Benim iki kahramanım var: Mareşal Mustafa Kemal Atatürk ve General Charles de Gaulle.
General de Gaulle'ün cumhurbaşkanlığı dönemi (1959-1969) Fransa'nın en mutlu yıllarıydı. Ve de en güçlü. NATO'nun askeri kanadından çekilecek, ABD'ye rağmen Çin'le diplomatik ilişki kuracak, kendi nükleer cephaneliğine sahip olacak, İngiltere'nin AET üyeliğini reddedecek kadar güçlü.

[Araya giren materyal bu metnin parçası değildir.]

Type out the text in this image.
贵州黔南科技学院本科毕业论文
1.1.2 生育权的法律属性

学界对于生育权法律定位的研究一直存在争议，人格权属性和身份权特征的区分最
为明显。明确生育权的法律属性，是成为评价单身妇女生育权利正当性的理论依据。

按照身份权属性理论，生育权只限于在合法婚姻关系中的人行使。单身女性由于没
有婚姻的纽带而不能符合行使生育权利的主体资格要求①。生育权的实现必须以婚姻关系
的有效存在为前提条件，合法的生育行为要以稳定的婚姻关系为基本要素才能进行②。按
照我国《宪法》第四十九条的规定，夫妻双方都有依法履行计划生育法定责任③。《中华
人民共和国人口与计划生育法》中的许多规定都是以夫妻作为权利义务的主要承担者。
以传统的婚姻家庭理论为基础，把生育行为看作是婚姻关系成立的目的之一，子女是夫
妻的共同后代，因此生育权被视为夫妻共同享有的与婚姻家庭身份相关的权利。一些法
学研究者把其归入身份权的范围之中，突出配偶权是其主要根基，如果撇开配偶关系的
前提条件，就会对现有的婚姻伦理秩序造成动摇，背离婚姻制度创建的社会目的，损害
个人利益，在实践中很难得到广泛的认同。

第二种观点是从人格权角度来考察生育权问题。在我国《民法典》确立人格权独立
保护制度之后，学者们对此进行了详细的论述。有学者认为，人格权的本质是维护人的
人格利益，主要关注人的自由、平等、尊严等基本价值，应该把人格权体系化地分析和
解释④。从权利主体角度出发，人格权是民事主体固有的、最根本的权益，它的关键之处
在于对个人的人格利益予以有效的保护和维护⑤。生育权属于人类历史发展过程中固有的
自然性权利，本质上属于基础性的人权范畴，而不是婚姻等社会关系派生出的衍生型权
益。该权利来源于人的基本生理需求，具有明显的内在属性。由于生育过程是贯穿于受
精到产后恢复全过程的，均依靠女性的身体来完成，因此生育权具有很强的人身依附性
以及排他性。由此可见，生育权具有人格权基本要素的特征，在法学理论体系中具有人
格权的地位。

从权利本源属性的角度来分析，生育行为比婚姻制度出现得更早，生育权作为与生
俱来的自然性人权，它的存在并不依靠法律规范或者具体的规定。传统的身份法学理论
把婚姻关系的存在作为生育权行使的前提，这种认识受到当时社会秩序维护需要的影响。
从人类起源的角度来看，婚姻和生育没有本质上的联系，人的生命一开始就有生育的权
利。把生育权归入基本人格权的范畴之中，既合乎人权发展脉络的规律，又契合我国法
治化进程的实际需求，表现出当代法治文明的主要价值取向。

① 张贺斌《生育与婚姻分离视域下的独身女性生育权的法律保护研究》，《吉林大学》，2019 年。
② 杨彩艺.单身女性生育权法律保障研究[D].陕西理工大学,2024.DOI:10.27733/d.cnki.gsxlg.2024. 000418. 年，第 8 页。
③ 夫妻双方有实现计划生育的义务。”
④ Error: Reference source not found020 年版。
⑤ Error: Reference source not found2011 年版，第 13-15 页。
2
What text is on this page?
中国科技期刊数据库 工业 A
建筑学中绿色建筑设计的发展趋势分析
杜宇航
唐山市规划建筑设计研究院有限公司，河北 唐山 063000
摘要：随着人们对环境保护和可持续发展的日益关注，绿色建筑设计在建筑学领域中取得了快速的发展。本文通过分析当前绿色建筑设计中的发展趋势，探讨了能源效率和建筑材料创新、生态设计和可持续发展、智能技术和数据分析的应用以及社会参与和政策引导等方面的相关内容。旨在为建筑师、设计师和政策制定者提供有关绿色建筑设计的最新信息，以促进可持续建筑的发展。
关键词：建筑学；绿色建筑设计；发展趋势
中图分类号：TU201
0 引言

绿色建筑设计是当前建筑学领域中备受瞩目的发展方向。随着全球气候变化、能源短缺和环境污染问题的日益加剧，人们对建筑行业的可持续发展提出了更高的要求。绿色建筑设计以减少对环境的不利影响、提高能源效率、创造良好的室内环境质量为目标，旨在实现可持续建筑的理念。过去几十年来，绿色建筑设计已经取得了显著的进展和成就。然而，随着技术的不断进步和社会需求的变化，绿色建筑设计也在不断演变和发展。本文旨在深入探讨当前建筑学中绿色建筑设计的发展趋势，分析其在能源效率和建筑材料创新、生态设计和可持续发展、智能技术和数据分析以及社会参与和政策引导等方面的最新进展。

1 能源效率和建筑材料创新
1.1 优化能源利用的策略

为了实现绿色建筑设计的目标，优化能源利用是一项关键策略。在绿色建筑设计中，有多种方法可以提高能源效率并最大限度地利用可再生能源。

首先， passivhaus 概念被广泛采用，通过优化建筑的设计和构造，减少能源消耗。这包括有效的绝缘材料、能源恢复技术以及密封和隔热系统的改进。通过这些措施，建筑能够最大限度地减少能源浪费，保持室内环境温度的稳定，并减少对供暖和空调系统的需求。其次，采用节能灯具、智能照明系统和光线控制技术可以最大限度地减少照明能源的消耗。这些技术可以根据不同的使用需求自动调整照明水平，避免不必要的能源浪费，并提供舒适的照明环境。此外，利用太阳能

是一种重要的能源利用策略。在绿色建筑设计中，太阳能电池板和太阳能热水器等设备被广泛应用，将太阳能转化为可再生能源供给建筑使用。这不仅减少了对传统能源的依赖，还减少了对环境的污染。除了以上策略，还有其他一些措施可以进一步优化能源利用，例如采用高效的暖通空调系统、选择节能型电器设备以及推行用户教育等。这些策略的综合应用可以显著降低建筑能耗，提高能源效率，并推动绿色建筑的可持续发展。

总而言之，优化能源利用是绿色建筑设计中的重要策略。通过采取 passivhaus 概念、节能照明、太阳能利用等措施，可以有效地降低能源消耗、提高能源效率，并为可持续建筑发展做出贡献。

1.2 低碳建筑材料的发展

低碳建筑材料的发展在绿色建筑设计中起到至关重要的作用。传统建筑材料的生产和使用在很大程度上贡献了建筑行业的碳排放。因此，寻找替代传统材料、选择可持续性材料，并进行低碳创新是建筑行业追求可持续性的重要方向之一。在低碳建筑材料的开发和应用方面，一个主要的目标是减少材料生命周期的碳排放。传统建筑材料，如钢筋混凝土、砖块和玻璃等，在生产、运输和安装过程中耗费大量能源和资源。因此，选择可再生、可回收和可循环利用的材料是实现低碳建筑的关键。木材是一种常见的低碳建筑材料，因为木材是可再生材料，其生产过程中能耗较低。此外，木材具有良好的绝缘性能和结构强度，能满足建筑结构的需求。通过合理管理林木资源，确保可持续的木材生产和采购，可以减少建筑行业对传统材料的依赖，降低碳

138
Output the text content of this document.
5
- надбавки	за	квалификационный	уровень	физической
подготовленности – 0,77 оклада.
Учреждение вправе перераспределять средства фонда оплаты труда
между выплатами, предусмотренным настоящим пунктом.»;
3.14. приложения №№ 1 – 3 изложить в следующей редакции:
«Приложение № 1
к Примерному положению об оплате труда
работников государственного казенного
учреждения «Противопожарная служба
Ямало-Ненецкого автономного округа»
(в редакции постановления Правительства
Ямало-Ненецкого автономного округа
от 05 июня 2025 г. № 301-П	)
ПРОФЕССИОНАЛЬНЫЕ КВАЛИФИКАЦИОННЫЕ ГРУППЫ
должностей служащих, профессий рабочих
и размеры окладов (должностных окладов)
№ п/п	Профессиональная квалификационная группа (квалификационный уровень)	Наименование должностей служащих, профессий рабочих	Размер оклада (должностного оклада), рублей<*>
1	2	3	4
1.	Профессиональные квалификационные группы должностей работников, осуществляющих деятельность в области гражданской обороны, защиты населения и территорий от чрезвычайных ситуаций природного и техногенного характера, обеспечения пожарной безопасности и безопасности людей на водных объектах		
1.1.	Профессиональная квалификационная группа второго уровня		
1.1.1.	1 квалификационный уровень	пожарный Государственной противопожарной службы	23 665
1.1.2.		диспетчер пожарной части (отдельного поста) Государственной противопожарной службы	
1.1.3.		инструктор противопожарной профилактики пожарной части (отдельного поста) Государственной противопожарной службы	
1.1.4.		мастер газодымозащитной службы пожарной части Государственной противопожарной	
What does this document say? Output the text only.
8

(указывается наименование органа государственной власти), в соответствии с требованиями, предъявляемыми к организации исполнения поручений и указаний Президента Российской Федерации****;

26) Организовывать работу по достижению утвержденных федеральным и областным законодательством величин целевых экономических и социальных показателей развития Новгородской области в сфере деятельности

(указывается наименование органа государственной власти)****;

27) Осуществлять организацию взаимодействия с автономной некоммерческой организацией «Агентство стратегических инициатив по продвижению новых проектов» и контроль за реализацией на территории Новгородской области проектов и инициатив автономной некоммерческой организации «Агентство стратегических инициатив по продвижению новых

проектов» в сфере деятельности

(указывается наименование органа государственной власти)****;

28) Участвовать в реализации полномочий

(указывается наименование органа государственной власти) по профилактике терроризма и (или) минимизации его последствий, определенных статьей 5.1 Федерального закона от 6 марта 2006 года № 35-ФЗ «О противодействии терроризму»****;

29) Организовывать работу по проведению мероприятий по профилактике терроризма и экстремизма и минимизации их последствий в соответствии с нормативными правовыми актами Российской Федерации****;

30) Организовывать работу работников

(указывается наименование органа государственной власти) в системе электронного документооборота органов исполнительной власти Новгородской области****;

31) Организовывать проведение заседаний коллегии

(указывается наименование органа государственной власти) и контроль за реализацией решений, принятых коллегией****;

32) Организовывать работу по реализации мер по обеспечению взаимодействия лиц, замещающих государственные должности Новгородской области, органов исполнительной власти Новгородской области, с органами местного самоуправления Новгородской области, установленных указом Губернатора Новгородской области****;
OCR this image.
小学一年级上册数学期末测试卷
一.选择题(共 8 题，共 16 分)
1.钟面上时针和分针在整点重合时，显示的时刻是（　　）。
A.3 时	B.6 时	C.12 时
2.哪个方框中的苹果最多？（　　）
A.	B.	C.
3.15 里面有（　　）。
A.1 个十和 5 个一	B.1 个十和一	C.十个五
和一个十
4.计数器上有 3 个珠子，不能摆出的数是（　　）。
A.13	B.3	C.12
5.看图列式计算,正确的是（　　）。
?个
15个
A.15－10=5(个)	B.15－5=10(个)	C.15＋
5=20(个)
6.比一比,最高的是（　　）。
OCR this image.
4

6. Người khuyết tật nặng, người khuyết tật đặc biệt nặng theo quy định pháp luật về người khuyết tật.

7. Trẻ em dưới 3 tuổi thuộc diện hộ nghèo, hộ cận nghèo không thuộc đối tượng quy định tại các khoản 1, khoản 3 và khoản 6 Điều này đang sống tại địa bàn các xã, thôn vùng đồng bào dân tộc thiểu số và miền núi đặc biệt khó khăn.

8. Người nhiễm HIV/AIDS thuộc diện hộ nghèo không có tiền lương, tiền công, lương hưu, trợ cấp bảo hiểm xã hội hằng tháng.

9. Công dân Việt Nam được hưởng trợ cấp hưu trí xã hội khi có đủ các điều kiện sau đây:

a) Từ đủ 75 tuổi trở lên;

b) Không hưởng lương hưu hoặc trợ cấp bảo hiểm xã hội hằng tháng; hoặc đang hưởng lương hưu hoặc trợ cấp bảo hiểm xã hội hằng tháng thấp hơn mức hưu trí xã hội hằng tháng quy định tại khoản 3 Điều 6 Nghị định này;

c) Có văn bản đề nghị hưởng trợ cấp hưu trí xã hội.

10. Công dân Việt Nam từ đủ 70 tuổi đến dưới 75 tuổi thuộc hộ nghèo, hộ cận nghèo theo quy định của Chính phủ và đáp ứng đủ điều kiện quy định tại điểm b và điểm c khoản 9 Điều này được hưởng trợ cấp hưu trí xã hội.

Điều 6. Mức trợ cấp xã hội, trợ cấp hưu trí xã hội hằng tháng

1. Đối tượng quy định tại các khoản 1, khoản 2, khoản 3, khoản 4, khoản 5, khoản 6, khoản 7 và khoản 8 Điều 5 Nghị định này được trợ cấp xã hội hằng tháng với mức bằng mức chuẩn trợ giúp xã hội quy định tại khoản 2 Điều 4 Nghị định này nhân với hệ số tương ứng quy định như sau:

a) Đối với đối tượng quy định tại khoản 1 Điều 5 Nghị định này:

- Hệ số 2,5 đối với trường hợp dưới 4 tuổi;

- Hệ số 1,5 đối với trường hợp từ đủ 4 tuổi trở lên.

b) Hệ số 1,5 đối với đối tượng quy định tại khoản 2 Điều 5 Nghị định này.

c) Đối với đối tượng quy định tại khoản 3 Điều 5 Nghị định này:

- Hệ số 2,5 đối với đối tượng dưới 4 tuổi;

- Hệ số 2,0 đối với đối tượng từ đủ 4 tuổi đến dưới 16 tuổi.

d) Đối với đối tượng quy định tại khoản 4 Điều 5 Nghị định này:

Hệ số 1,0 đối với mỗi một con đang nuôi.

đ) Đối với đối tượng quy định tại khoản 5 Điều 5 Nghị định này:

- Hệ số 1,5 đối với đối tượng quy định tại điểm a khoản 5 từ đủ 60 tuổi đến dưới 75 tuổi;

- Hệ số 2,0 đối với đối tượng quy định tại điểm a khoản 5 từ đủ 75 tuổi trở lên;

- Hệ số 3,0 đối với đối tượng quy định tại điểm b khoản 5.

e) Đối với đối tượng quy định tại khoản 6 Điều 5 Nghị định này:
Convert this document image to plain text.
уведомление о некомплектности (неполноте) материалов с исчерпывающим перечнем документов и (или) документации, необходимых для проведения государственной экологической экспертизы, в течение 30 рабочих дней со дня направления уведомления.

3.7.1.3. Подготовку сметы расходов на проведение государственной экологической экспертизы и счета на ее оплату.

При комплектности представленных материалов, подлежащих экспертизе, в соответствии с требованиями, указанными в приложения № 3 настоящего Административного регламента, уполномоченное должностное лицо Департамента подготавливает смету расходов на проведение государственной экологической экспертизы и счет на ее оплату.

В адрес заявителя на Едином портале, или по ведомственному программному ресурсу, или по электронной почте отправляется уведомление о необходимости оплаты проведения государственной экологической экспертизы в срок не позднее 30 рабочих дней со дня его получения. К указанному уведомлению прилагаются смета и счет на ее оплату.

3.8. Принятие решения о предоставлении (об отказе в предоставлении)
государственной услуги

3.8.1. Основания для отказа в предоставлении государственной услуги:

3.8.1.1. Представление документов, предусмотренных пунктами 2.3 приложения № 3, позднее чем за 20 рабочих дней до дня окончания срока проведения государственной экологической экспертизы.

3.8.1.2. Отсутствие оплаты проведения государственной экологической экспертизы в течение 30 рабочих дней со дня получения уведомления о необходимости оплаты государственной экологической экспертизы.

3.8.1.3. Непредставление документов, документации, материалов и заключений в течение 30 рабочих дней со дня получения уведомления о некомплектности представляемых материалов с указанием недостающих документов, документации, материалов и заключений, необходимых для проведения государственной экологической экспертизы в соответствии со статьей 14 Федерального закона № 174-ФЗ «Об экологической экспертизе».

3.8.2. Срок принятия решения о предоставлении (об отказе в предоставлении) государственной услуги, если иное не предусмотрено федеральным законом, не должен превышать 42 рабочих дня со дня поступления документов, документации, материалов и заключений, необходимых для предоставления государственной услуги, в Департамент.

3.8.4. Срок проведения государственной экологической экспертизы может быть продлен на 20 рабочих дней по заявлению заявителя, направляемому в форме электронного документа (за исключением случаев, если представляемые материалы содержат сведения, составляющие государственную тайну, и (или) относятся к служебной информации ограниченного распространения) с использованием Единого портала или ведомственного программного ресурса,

Nasıl güçlü olmasın? General de Gaulle gibi bakanları devlet adamıydı ve adam gibi adamdı: Georges Pompidou (Değişmez Başbakan), Andre Malraux, Louis Joxe, Maurice Schumann, Roger Frey, Maurice Couve de Murville, Valery Giscard d'Estaing, Edgard Pisani, Pierre Pflimlin, Pierre Messmer, Alain Peyrefitte, Michel Debre, Edgar Faure, Olivier Guichard, Jean-Marcel Jeanneney, Jacques Chirac, Albin Chalandon...
General'in 1969'da istifasından ve ertesi yıl ölümünden sonra "de Gaulle'cüler" zamanla güçlerini yitirdiler, 2007'de Jacques Chirac'ın yerini Nicolas Sarkozy'ye bırakmasıyla da sahneden çekildiler.
Son dinozora veda
Bir kişi kalmıştı geriye: "Son de Gaulle'cü", "Son dinozor" olarak gösterilen Philippe Seguin. 1970'lerin başından itibaren Georges Pompidou, Valery Giscard d'Estaing, Jacques Chirac, Raymond Barre gibi Fransız merkez sağının devleriyle çalışan, 1990'larda 5 yıl meclis başkanlığı yapan, iktidar partisinin genel başkanlığına kadar yükselen, sonra siyasetten çekilip Sayıştay Başkanlığı'na getirilen Philippe Seguin. Sözünü esirgemeyen Philippe Seguin. Dobracılığına bir örnek verelim: "Günümüzde siyasal yaşam bir futbol maçı gibi. İki takım (Sağ ve sol) sahaya çıkıyorlar ama ortada top yok. Çünkü başka güçler, devletleri gizlice yöneten sermaye, topu sakladı." (Not: Bu arada sıkı Türkiye dostu olduğunu da belirtelim.)
O "Son de Gaulle'cü" de artık yok. 3 gün önce kalbine yenik düştü. 66 yaşındaydı.
Seguin'in arkasından yazılanlar-çizilenler ve söylenenler, siyasal bilgiler öğrencilerine tez konusu olur. Bir bölümünü aktaralım:
"Onurunu her şeyin üstünde tutan adam. İnanç, cesaret adamı. Yurtsever. Bir bilgi, bir referans, bir pusula. Churchill'in, Clemenceau'nun kumaşına sahip büyük devlet adamı. Bir başka çağın insanı, kahramanlar döneminin çağımızdaki temsilcisi. Sıradan aktörler tiyatrosunun kaliteli oyuncusu. Politikanın Sancho Pança figürlü Don Kişot'u. Prensipler adamı. (Maastricht Anlaşması'na karşıydı. 1992'de partisine rağmen referandumda "Hayır" kampanyası yürüttü. Çünkü Maastricht Anlaşması'nın hem Fransa'nın bağımsızlığı, hem de General de Gaulle'ün mirası "Sosyal devlet" ilkesi için tehdit olduğuna inanıyordu.)"
Biraz daha devam edelim: "Tarih, sinema, spor alanlarında derinlemesine bilgi sahibiydi. Siyasette inançlarından asla ödün vermezdi, makam, koltuk için görüş değiştirmezdi."
Gerçekten de siyasetin şanından-şöhretinden hep uzak durdu. Şöyle yazmıştı anılarında: "Siyasete girmeseydim daha mı iyi yapmış olurdum sorusunu enine-boyuna kendime sormam gerekirdi."
Ve son bir alıntı: "Parada-pulda zerrece gözü yoktu. Çalmadı, çaldırmamak için de tüm enerjisi harcadı. Sayıştay Başkanlığı görevinde devletin kaynaklarını israf ettirmemek için Cumhurbaşkanı Sarkozy'yi karşısına almaktan çekinmedi."
Acaba kaç politikacıdan ölümünün ardından böylesine övgüyle söz edilir? O nedenle bu yazıyı siyasilere ithaf ediyoruz. Philippe Seguin gibi uğurlanmaları dileğiyle.